نوع مقاله : مقاله تحقیقی (پژوهشی)
1 مؤسسه ژئوفیزیک دانشگاه تهران، ایران
2 شرکت ملی نفت ایران، مدیریت اکتشاف، تهران، ایران
عنوان مقاله [English]
Prediction of spatial distribution of porosity in a reservoir is an essential issue for estimating reserves and planning production operations. In most cases, however, lateral variations of porosity cannot be delineated from measurements made at sparsely located wells. The integration of 3D seismic data with petrophysical measurements can significantly improve the spatial description of porosity. In the last two decades, several methods have been developed for the estimation of reservoir porosity. A number of inversion methods are available in the industry to convert seismic amplitude into acoustic impedance. Acoustic impedance is indirectly related to porosity. Alternate integrative approaches for estimating porosity include geo-statistical methods, such as kriging and co-kriging using well and seismic data. One of the most accurate methods for estimating reservoir parameters is the application of seismic attributes by a nonlinear estimator, such as neural network or neuro-fuzzy model. Both neural networks and neuro-fuzzy models can be good estimators but the latter has the benefit of being interpretable. In this study, a neuro-fuzzy model called NEFPROX was used to estimate porosity in a gas reservoir located in the Gorgan Basin.

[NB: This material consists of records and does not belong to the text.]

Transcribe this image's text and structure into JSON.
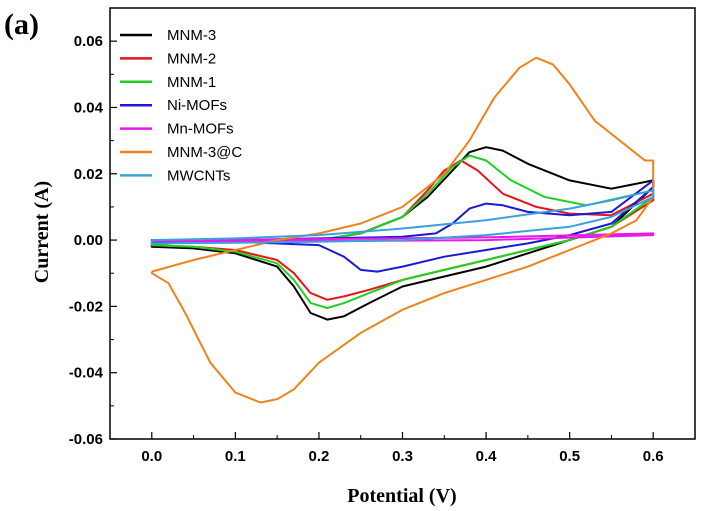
{
  "panel_label": "(a)",
  "chart_data": {
    "type": "line",
    "title": "",
    "xlabel": "Potential (V)",
    "ylabel": "Current (A)",
    "xlim": [
      -0.05,
      0.65
    ],
    "ylim": [
      -0.06,
      0.07
    ],
    "xticks": [
      0.0,
      0.1,
      0.2,
      0.3,
      0.4,
      0.5,
      0.6
    ],
    "xtick_labels": [
      "0.0",
      "0.1",
      "0.2",
      "0.3",
      "0.4",
      "0.5",
      "0.6"
    ],
    "yticks": [
      -0.06,
      -0.04,
      -0.02,
      0.0,
      0.02,
      0.04,
      0.06
    ],
    "ytick_labels": [
      "-0.06",
      "-0.04",
      "-0.02",
      "0.00",
      "0.02",
      "0.04",
      "0.06"
    ],
    "grid": false,
    "legend_position": "top-left",
    "series": [
      {
        "name": "MNM-3",
        "color": "#000000",
        "points": [
          [
            0.0,
            -0.001
          ],
          [
            0.1,
            -0.0005
          ],
          [
            0.2,
            0.0
          ],
          [
            0.25,
            0.002
          ],
          [
            0.3,
            0.007
          ],
          [
            0.33,
            0.013
          ],
          [
            0.36,
            0.021
          ],
          [
            0.38,
            0.0265
          ],
          [
            0.4,
            0.028
          ],
          [
            0.42,
            0.027
          ],
          [
            0.45,
            0.023
          ],
          [
            0.5,
            0.018
          ],
          [
            0.55,
            0.0155
          ],
          [
            0.6,
            0.018
          ],
          [
            0.6,
            0.016
          ],
          [
            0.55,
            0.004
          ],
          [
            0.5,
            0.0
          ],
          [
            0.45,
            -0.004
          ],
          [
            0.4,
            -0.008
          ],
          [
            0.35,
            -0.011
          ],
          [
            0.3,
            -0.014
          ],
          [
            0.26,
            -0.019
          ],
          [
            0.23,
            -0.023
          ],
          [
            0.21,
            -0.024
          ],
          [
            0.19,
            -0.022
          ],
          [
            0.17,
            -0.014
          ],
          [
            0.15,
            -0.008
          ],
          [
            0.1,
            -0.004
          ],
          [
            0.05,
            -0.0025
          ],
          [
            0.0,
            -0.002
          ],
          [
            0.0,
            -0.001
          ]
        ]
      },
      {
        "name": "MNM-2",
        "color": "#e8151a",
        "points": [
          [
            0.0,
            -0.001
          ],
          [
            0.1,
            -0.0005
          ],
          [
            0.2,
            0.0
          ],
          [
            0.25,
            0.002
          ],
          [
            0.3,
            0.007
          ],
          [
            0.33,
            0.015
          ],
          [
            0.35,
            0.021
          ],
          [
            0.37,
            0.024
          ],
          [
            0.39,
            0.021
          ],
          [
            0.42,
            0.014
          ],
          [
            0.46,
            0.01
          ],
          [
            0.5,
            0.008
          ],
          [
            0.55,
            0.0075
          ],
          [
            0.6,
            0.014
          ],
          [
            0.6,
            0.012
          ],
          [
            0.55,
            0.004
          ],
          [
            0.5,
            0.0
          ],
          [
            0.45,
            -0.003
          ],
          [
            0.4,
            -0.006
          ],
          [
            0.35,
            -0.009
          ],
          [
            0.3,
            -0.012
          ],
          [
            0.26,
            -0.015
          ],
          [
            0.23,
            -0.017
          ],
          [
            0.21,
            -0.018
          ],
          [
            0.19,
            -0.016
          ],
          [
            0.17,
            -0.01
          ],
          [
            0.15,
            -0.006
          ],
          [
            0.1,
            -0.003
          ],
          [
            0.05,
            -0.002
          ],
          [
            0.0,
            -0.0015
          ],
          [
            0.0,
            -0.001
          ]
        ]
      },
      {
        "name": "MNM-1",
        "color": "#1fd11f",
        "points": [
          [
            0.0,
            -0.001
          ],
          [
            0.1,
            -0.0005
          ],
          [
            0.2,
            0.0
          ],
          [
            0.25,
            0.002
          ],
          [
            0.3,
            0.007
          ],
          [
            0.33,
            0.014
          ],
          [
            0.36,
            0.022
          ],
          [
            0.38,
            0.0255
          ],
          [
            0.4,
            0.024
          ],
          [
            0.43,
            0.018
          ],
          [
            0.47,
            0.013
          ],
          [
            0.52,
            0.0105
          ],
          [
            0.6,
            0.015
          ],
          [
            0.6,
            0.013
          ],
          [
            0.55,
            0.004
          ],
          [
            0.5,
            0.0
          ],
          [
            0.45,
            -0.003
          ],
          [
            0.4,
            -0.006
          ],
          [
            0.35,
            -0.009
          ],
          [
            0.3,
            -0.012
          ],
          [
            0.26,
            -0.016
          ],
          [
            0.23,
            -0.019
          ],
          [
            0.21,
            -0.0205
          ],
          [
            0.19,
            -0.019
          ],
          [
            0.17,
            -0.012
          ],
          [
            0.15,
            -0.007
          ],
          [
            0.1,
            -0.0035
          ],
          [
            0.05,
            -0.002
          ],
          [
            0.0,
            -0.0015
          ],
          [
            0.0,
            -0.001
          ]
        ]
      },
      {
        "name": "Ni-MOFs",
        "color": "#1a1ad6",
        "points": [
          [
            0.0,
            -0.0005
          ],
          [
            0.1,
            0.0
          ],
          [
            0.2,
            0.0005
          ],
          [
            0.3,
            0.001
          ],
          [
            0.34,
            0.002
          ],
          [
            0.36,
            0.005
          ],
          [
            0.38,
            0.0095
          ],
          [
            0.4,
            0.011
          ],
          [
            0.42,
            0.0105
          ],
          [
            0.45,
            0.0085
          ],
          [
            0.5,
            0.0075
          ],
          [
            0.55,
            0.0085
          ],
          [
            0.6,
            0.018
          ],
          [
            0.6,
            0.016
          ],
          [
            0.55,
            0.005
          ],
          [
            0.5,
            0.0015
          ],
          [
            0.45,
            -0.001
          ],
          [
            0.4,
            -0.003
          ],
          [
            0.35,
            -0.005
          ],
          [
            0.3,
            -0.008
          ],
          [
            0.27,
            -0.0095
          ],
          [
            0.25,
            -0.009
          ],
          [
            0.23,
            -0.005
          ],
          [
            0.2,
            -0.0015
          ],
          [
            0.1,
            -0.0005
          ],
          [
            0.0,
            0.0
          ],
          [
            0.0,
            -0.0005
          ]
        ]
      },
      {
        "name": "Mn-MOFs",
        "color": "#e619e6",
        "points": [
          [
            0.0,
            0.0
          ],
          [
            0.2,
            0.0003
          ],
          [
            0.4,
            0.0008
          ],
          [
            0.6,
            0.002
          ],
          [
            0.6,
            0.0015
          ],
          [
            0.4,
            0.0
          ],
          [
            0.2,
            -0.0003
          ],
          [
            0.0,
            -0.0003
          ],
          [
            0.0,
            0.0
          ]
        ]
      },
      {
        "name": "MNM-3@C",
        "color": "#f0821e",
        "points": [
          [
            0.0,
            -0.0095
          ],
          [
            0.05,
            -0.006
          ],
          [
            0.1,
            -0.003
          ],
          [
            0.15,
            0.0
          ],
          [
            0.2,
            0.002
          ],
          [
            0.25,
            0.005
          ],
          [
            0.3,
            0.01
          ],
          [
            0.35,
            0.02
          ],
          [
            0.38,
            0.03
          ],
          [
            0.41,
            0.043
          ],
          [
            0.44,
            0.052
          ],
          [
            0.46,
            0.055
          ],
          [
            0.48,
            0.053
          ],
          [
            0.5,
            0.047
          ],
          [
            0.53,
            0.036
          ],
          [
            0.57,
            0.028
          ],
          [
            0.59,
            0.024
          ],
          [
            0.6,
            0.024
          ],
          [
            0.6,
            0.013
          ],
          [
            0.58,
            0.006
          ],
          [
            0.55,
            0.002
          ],
          [
            0.5,
            -0.003
          ],
          [
            0.45,
            -0.008
          ],
          [
            0.4,
            -0.012
          ],
          [
            0.35,
            -0.016
          ],
          [
            0.3,
            -0.021
          ],
          [
            0.25,
            -0.028
          ],
          [
            0.2,
            -0.037
          ],
          [
            0.17,
            -0.045
          ],
          [
            0.15,
            -0.048
          ],
          [
            0.13,
            -0.049
          ],
          [
            0.1,
            -0.046
          ],
          [
            0.07,
            -0.037
          ],
          [
            0.04,
            -0.022
          ],
          [
            0.02,
            -0.013
          ],
          [
            0.0,
            -0.01
          ],
          [
            0.0,
            -0.0095
          ]
        ]
      },
      {
        "name": "MWCNTs",
        "color": "#3aa0e0",
        "points": [
          [
            0.0,
            0.0
          ],
          [
            0.1,
            0.0005
          ],
          [
            0.2,
            0.0015
          ],
          [
            0.3,
            0.0035
          ],
          [
            0.4,
            0.006
          ],
          [
            0.5,
            0.0095
          ],
          [
            0.55,
            0.012
          ],
          [
            0.6,
            0.015
          ],
          [
            0.6,
            0.013
          ],
          [
            0.55,
            0.007
          ],
          [
            0.5,
            0.004
          ],
          [
            0.4,
            0.0015
          ],
          [
            0.3,
            0.0
          ],
          [
            0.2,
            -0.0005
          ],
          [
            0.1,
            -0.0008
          ],
          [
            0.0,
            -0.001
          ],
          [
            0.0,
            0.0
          ]
        ]
      }
    ]
  }
}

NEFPROX is a Mamdani-type neuro-fuzzy model, so it has an advantage of being interpretable that makes it distinct from other type of neuro-fuzzy models. The time-consuming characteristic of that method is irrelevant in this case because the prediction of porosity is an offline prediction problem.
The Gorgan Basin is located in the northern part of Iran, southeast of the Caspian Sea. This area consists mainly of three formations:the upper formation, called Clay-Sand Group I, belongs to quaternary period. Below Clay-Sand Group I is a tertiary formation called Clay-Sand Group II. A formation of Brown Beds is also a tertiary formation that lies below Clay-Sand Group II. All of these formations consist mainly of shale and sand. The discovery of gas in the Brown Beds Formation has persuaded explorationists to increase their activities in the Gorgan Basin. The purpose of this study is to recognize shale and sand bodies in the Brown Beds formation that consists of alternative sand and shale layers with variable thickness.
First, a list of 20 seismic attributes was prepared to extract from raw seismic data in the location of wells. Stepwise regression was used to select four appropriate attributes. The maximum number of attributes was set at four to avoid the model complexity. These attributes, in the order of priority, are instantaneous frequency, amplitude weighted frequency, apparent polarity, and second derivative instantaneous amplitude. Then these four selected attributes were introduced into the neuro-fuzzy model as input to predict porosity as an output of the model.
The neuro-fuzzy model was trained with the data of well GO3. Based on hydrocarbon core samples obtained from the Brown Beds formation and the potential of this formation as a probable reservoir, the data corresponding to this formation were selected as a training data. A model blind test was also conducted with the data of well GO5.
Porosity sections generated as the output of the model showed two low porosity sandy and shaly-sand channels in the Brown Beds formation. Lateral variations of these channels can clearly be recognized in these sections. The core samples available in well GO3 (containing hydrocarbon) confirm the existence of the two inferred channels. This clear image of channels is simply unidentifiable from raw seismic data. Hence, NEFPROX can be very helpful in supplying valuable information about extent, shape and lithological variation of a reservoir. Finally, compared comparison was made between the performance of the neuro-fuzzy model and regular neural networks in estimation of porosity. The comparison indicates that the accuracy of the NEFPROX estimation is equal to that of MLP and is greater than that of RBF.